Remaking ‘The Chosen’ Boston-Style

by
September 29th, 2021

“The Chosen,” by director Dallas Jenkins, is drawing big audiences as the first multi-season TV series about Jesus.  The show is extremely well done, and I’ve recommended it to several CS friends, who responded favorably.

But that could only have been because, I suspect, they were compartmentalizing their enjoyment of a beloved Bible story well told, into a category quite separate from their allegiance to Mrs. Eddy’s teachings.

Were they to rewrite the former in strict conformity to the latter, the result would be a screenplay like nothing King James ever dreamt of.

Instead of John the Baptist saying of Jesus, “Behold the Lamb of God, who takes away the sin of the world” (John 1:29), you would have him saying, “Behold the Master Metaphysician, who dispels false belief with divine Science.”

Instead of Jesus saying, “The kingdom of God is at hand” (Mark 1:15), you would have him saying, “The final revelation of Truth isn’t yet at hand. Keep on with your unscientific Christianity for another 1800 years, and the Comforter will then arrive from Boston across the ocean.”

We could go on in this satirical vein, but you get the idea. Christian Science presents a diluted, distorted version of who Jesus was and is, why he came, what he does for us and why we need him—tragically (and laughably) denying from the plain meaning of Scripture.

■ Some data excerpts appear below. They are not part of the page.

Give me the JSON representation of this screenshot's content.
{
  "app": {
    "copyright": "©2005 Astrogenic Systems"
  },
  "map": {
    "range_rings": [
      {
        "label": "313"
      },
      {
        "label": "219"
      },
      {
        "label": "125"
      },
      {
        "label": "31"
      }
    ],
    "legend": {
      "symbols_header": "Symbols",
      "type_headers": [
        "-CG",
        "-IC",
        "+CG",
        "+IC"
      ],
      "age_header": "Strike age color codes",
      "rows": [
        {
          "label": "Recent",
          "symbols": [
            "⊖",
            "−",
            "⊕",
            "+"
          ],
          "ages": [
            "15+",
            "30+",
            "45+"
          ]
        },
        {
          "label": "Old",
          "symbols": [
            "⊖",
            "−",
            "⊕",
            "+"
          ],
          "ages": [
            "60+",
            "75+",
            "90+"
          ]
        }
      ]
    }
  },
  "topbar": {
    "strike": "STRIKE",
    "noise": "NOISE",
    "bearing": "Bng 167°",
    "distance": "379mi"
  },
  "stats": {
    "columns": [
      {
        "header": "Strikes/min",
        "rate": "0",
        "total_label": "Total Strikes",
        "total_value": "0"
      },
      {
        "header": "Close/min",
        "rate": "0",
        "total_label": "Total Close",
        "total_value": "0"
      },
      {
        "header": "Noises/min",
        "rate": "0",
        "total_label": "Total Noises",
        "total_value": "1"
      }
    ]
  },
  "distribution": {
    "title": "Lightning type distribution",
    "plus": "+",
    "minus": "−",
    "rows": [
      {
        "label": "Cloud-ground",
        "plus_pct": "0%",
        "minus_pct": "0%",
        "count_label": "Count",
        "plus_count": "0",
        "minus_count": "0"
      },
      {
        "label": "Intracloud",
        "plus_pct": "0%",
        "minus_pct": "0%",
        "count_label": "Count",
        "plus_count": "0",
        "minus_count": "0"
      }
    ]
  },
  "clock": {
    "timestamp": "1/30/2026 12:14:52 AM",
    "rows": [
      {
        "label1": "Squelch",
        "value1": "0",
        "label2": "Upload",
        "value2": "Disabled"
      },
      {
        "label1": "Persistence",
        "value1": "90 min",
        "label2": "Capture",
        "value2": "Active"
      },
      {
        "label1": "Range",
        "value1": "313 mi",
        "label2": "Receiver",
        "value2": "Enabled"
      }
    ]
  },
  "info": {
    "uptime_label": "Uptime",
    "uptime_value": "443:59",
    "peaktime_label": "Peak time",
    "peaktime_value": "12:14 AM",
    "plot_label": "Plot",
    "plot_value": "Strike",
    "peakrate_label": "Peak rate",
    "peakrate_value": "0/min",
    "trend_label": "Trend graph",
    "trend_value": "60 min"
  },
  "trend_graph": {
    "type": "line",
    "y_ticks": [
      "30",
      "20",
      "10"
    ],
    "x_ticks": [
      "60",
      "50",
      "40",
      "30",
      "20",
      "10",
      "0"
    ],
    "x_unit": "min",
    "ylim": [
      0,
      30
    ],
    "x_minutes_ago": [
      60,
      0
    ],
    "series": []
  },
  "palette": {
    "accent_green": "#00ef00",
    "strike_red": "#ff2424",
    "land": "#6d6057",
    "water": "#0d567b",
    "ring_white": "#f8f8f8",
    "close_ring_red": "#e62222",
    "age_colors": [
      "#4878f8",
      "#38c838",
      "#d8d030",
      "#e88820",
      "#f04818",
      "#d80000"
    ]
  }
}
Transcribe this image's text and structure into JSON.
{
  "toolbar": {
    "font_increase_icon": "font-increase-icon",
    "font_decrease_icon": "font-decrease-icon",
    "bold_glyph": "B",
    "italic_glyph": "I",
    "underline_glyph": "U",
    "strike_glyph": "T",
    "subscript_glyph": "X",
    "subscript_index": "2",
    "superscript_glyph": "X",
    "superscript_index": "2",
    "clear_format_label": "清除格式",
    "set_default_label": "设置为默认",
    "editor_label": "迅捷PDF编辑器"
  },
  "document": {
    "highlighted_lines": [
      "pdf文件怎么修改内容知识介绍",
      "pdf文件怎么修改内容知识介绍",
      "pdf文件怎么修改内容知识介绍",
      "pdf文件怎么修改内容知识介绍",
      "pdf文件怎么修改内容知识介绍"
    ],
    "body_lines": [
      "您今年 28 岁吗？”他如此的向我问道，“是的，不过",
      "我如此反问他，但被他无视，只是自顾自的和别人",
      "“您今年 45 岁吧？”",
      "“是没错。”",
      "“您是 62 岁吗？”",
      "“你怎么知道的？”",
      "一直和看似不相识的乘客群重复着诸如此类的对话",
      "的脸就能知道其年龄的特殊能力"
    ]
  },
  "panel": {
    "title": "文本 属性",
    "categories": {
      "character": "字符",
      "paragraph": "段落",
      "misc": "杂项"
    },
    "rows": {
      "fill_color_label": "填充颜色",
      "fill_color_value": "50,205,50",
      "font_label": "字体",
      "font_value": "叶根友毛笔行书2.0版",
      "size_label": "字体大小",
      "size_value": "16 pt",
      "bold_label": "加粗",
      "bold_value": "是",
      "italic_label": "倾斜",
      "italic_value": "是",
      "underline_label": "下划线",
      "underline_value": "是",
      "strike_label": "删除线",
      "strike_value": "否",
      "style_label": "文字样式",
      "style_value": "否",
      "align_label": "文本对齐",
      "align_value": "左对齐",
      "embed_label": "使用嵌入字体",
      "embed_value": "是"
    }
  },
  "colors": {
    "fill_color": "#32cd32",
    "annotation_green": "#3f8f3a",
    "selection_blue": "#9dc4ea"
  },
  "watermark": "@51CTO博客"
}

CSers only avoid seeing this by keeping up the willful compartmentalization noted above.

One Volume from Two?

I unwittingly began breaking out of the compartmentalization just by trying to make sense of Science and Health as a sermon resource in my church Reader duties and as a life guide for teenagers in my Adventure Unlimited work. In both cases I struggled in vain to see how Mrs. Eddy’s book meshed with Jesus’ book, the Bible. It didn’t, I concluded. It wouldn’t, it couldn’t.

I got to thinking: If Science and Health was in fact based on the Bible and authoritative over it, why weren’t the two books published in a single binding? In a fit of logic, I got matched paperbacks of Science and Health and the Bible and fastened them together back to back with clear tape. Presto, one volume from two!

It started as a jokey experiment, something to smile about with friends on the A/U staff. But as I pondered, it came to feel profoundly irreverent and wrong. Those two books were no more to be equated than were the rods of Pharaoh’s magicians to be equated with Aaron’s rod of divine power.

While this didn’t become a conscious realization for me until years later, I knew it instinctively from the first. Looking back, I can see how God was even then at work in my heart and mind, using my mischievous stunt with the books and the tape to begin leading me out of the Mary Baker Eddy trap.

Break the Shell

Bottom line? Reasoning out the audacious claims of Christian Science to their logical conclusion–whether by reimagining Jesus’ ministry Boston-style or by literally merging the Scriptures with their purported “key,” the CS textbook–only shows how those claims must ultimately collapse of their own weight.

So the Man of Galilee was not the Master Metaphysician, he was (and is) the Lamb of God, who takes away the sin of the world. How blessed are my family and I to have been shown this good news.

How urgent is our calling now, yours and mine, to show others the same good news by every means at our disposal—including such God-anointed film projects as “The Chosen.”

Self-deceived compartmentalization is the Christian Scientist’s refuge from the inescapable human realities of sin, suffering, solace, and salvation.

The refuge has proved surprisingly sustainable for CS individuals and the overall CS movement these past 150 years. Actually, though, it’s but a brittle shell, and CSers know that, as their intense protectiveness makes clear.

Help us, O Lord, to find winsome ways, loving and truthful ways, of breaking through that shell and letting in Your light.